Description of problem: Before the recent oo-admin-upgrade data structure refactor, oo-admin-move could be run while oo-admin-upgrade was running (as long as it ran after oo-admin-upgrade gathered it's initial data). This is important because oo-admin-upgrade runs can take over a week (with re-runs, hotfixes, etc). Now, however, that's not the case. Here's what Dan Mace said on IRC: (09/05/2013 10:32:01 AM) danmace: twiest: the new upgrader caches all that information between runs now; so that could be an issue. we can clear it prior to a followup run though I don't believe simply clearing it between runs is sufficient, though, because an oo-admin-upgrade run can take over a day to run, which is a long period of time in which oo-admin-move could be run as well. We really need both scripts to be compatible with each other. Version-Release number of selected component (if applicable): openshift-origin-broker-util-1.13.11-1.el6oso.noarch How reproducible: very Steps to Reproduce: 1. This is a race condition, so it's hard to repro 2. Run both at the same time and see if some gears are either missed or errored out Actual results: We're not able to run both oo-admin-upgrade and oo-admin-move at the same time. Expected results: Before the refacter we were able to and we need that functionality back.
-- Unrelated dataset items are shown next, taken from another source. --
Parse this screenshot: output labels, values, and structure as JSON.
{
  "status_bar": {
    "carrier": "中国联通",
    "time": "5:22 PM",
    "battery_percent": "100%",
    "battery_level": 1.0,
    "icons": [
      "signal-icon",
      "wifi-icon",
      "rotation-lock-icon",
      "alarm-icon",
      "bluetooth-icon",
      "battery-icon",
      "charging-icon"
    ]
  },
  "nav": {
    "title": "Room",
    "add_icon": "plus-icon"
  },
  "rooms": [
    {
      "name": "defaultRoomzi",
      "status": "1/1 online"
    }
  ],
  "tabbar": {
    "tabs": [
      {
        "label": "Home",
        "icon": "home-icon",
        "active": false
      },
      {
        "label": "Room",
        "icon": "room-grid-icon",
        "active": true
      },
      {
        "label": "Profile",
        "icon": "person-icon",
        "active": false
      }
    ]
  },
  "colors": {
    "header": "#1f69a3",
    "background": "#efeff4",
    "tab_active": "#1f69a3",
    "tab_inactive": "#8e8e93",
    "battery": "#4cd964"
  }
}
Moving it to the node team to drive this fix. If any changes are required on the broker side, just let me or Rajat know.
Upon further investigation, the refactored upgrade code retains the just-in-time Mongo lookup of a gear prior to upgrading to identify its node. So, there is no regression- gears which have moved between upgrades will be reached at their new location during subsequent runs.